A US court has upheld an injunction ordering internet company Napster to stop operating its controversial internet song-swapping service.
LONDON (Brand Republic) - A US court has upheld an injunction ordering internet company Napster to stop operating its controversial internet song-swapping service.
The Ninth Circuit Court of Appeals in San Francisco reinstated the injunction which was originally ordered in July. At that time, the company appealed and was granted a stay of execution pending yesterday’s hearing.
The injunction does not explicitly mean the end of Napster, as it is only in place during the copyright court battle between the company and the Recording Industry Association of America.

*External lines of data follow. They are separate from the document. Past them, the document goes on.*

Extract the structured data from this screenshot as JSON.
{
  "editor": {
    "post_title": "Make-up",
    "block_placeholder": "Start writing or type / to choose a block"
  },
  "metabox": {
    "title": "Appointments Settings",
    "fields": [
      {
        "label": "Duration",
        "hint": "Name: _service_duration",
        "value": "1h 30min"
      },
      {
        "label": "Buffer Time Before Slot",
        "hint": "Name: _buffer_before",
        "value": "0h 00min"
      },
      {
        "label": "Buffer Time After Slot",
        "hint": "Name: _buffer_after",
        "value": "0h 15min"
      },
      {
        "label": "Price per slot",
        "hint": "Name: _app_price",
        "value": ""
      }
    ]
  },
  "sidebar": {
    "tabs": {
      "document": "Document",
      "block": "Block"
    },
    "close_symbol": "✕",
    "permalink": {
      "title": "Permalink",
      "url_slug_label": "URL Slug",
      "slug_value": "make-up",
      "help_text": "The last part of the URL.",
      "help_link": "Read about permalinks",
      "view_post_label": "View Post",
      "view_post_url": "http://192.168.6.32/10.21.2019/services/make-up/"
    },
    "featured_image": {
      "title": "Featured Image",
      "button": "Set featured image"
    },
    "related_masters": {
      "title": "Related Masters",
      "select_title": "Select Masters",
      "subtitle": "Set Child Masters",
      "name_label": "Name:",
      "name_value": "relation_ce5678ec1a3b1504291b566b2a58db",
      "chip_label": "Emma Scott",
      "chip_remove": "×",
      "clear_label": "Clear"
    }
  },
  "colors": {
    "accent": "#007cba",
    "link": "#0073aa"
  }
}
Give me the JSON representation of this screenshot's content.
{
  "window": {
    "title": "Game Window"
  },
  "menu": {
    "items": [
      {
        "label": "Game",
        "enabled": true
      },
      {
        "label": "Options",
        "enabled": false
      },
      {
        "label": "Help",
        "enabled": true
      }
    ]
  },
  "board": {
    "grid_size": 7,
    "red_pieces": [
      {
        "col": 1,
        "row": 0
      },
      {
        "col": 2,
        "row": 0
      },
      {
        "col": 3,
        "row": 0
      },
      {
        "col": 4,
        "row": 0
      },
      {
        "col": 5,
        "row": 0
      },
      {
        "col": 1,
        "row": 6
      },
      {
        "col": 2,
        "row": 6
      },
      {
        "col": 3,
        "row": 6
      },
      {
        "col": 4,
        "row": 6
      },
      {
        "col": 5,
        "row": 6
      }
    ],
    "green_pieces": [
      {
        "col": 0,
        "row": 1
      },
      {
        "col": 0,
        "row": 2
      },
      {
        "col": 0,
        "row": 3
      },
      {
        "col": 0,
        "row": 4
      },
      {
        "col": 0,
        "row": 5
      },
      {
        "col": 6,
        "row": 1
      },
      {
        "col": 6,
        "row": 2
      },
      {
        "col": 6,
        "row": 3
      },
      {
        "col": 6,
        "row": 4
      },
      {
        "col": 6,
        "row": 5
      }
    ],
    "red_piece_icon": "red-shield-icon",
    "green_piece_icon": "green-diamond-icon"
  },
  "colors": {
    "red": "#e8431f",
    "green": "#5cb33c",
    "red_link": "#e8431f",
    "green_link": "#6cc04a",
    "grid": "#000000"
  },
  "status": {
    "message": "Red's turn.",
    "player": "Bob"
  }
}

However, Napster’s opponents have greeted yesterday’s ruling as an indication of the final outcome of the case.
The case will now be returned to Judge Marilyn Patel, who issued the original injunction, and Napster will face a full-blown court trial which could sound its death knell.
While the recording industry celebrated, Napster’s chief executive Hank Barry said the company would pursue every legal avenue to keep Napster going.
German media group Bertelsmann -- one of the companies that filed the original lawsuit -- said yesterday it would continue to work with Napster to develop a legitimate, subscription-based song-swapping service.
Bertelsmann had signed a deal with Napster, agreeing to drop the lawsuit once a legal commercial model was reached.